2.5.1 Corpus, 1. data is neither data nor capta; it is alea

Before reproducibility can be achieved, it is essential to establish a corpus. As the same method may not yield identical results when applied to a different corpus, explicability and reproducibility of corpora are crucial touchstones. However, when scrutinizing the question of corpora, one becomes aware that reproducing and explaining them in detail is highly challenging, if not impossible. Hence, let us first examine the corpus of each of the two research projects as illustrative examples.

The first project, Artl@s (https://artlas.huma-num.fr), delves into the globalization of the artistic field and involves the study of the nineteenth and twentieth century global circulation of artworks and artists. To accomplish this, Artl@s provides open access to a comprehensive worldwide database of exhibition catalogues from the nineteenth and twentieth centuries (https://artlas.huma-num.fr/map). Our second example, the Visual Contagions project (https://visualcontagions.unige.ch), extends its investigation to the globalization through images by incorporating a corpus of illustrated periodicals from the years 1890 to 1950. This corpus allows for the study of the international circulation of printed images. In both cases, the research team encountered significant challenges in recovering the necessary digital sources. Apart from the limited accessibility of the original corpora (exhibition catalogues for Artl@s, illustrated journals for Visual Contagions), the teams continually faced input errors, both from the institutions that made the sources available online and during their own encoding processes. Formatting difficulties persisted, despite having clear research questions, such as determining start and end dates or identifying exhibition venues. Lastly, the constitution of the corpora posed serious obstacles and complications when attempting to enrich the recovered data.

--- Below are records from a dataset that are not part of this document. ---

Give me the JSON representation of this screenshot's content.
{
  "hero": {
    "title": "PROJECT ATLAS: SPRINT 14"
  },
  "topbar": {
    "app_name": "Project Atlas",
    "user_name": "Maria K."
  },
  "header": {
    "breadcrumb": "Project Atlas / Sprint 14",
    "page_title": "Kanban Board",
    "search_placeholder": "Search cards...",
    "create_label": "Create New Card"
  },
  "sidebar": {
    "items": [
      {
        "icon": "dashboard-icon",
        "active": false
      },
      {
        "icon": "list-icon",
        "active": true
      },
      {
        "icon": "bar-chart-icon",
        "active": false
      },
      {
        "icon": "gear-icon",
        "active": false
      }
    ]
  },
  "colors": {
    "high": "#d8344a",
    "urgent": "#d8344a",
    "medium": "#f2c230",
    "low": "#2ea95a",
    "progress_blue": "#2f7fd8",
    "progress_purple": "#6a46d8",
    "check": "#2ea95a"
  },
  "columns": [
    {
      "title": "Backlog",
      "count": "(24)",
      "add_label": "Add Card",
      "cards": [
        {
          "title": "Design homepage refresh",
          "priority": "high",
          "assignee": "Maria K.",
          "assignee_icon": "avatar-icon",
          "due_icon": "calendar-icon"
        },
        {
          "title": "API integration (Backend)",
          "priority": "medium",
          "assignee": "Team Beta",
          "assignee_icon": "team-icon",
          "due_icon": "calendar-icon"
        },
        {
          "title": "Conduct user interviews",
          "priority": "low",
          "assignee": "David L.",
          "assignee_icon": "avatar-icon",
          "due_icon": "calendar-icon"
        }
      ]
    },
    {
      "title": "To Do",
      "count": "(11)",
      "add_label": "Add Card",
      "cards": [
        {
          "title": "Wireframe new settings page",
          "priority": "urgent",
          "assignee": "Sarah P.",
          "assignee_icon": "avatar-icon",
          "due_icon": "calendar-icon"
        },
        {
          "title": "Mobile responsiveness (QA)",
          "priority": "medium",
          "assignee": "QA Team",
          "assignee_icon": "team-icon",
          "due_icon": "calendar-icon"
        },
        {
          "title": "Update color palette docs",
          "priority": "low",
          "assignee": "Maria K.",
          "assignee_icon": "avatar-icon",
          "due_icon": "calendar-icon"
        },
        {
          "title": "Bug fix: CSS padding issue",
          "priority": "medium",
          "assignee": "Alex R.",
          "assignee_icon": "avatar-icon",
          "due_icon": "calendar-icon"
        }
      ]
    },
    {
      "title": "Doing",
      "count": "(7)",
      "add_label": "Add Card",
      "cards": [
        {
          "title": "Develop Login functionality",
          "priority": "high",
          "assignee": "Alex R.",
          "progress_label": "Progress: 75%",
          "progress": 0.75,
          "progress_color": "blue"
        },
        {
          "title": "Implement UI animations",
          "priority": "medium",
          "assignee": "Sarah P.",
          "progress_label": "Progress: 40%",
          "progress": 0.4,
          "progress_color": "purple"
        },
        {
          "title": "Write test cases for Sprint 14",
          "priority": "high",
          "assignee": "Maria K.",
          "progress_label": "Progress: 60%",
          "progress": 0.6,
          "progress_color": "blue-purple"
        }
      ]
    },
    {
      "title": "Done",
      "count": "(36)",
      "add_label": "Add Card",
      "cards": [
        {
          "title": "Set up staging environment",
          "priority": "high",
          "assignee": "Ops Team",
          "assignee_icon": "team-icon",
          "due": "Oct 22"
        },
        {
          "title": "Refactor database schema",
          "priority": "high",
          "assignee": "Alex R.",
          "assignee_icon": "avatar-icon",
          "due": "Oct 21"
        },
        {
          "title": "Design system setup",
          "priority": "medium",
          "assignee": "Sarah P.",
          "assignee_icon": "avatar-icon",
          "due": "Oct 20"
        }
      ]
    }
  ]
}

For Artl@s, since the early 2010s contributors scattered across the globe have been gathering collections of 19th and 20th-century exhibition catalogues from various regions worldwide.Footnote 16 The collaborative nature of the project means that the augmentation of the corpus depends on the interests of the contributors, and not solely on the concrete history of exhibitions or the presence of a published catalogue for each exhibition. The contributors’ specific research focuses and motivations inevitably result in the corpus being predominantly European, and in some cases, even Parisian. It is challenging to escape the Eurocentrism of art history, even though these catalogues offer a much broader perspective on art history than the traditional museum canon. Additionally, the availability of catalogues is contingent upon preservation and accessibility, which are not always guaranteed outside Western Europe and North America. Once a catalogue is located, the quality of its encoding is reliant on the skills of the contributors. Each transcription is carefully executed within a strict interface, and over the past two years the use of algorithms has aided in the transcription of digitized originals, with regular improvements made to their performance.Footnote 17 Despite this mechanization, which reduces the likelihood of errors, the database may still incorporate erroneous information, such as georeferencing Zurich to Sweden or misidentifying painter Gabriele Münter as male. Even with systematic monitoring, regular proofreading, and support for contributors, it is challenging to obtain a flawless corpus or ensure that no data has been overlooked within the catalogues.

Drawing from my almost 15 years of experience with Artl@s, I recall that in a digital humanities project, sources are not merely acquired or bestowed, nor are they simply ‘taken’ or captured, as is often claimed in reference to Johanna Drucker's striking expression ‘Data is capta’ (Drucker, 2011). This notion of 'captured' is misleading, as it implies a level of precision and responsability in the process that is often absent in the messy reality of building DH corpora. In fact, the process of constructing digital corpora is often characterized by an entropic phenomenon that is in constant flux, making the question of reproducibility seem trivial. In essence, building digital corpora is akin to fishing -one collects what is found, often randomly, and then must make sense of it. Therefore, it can be argued that data is a game of chance. Data is alea.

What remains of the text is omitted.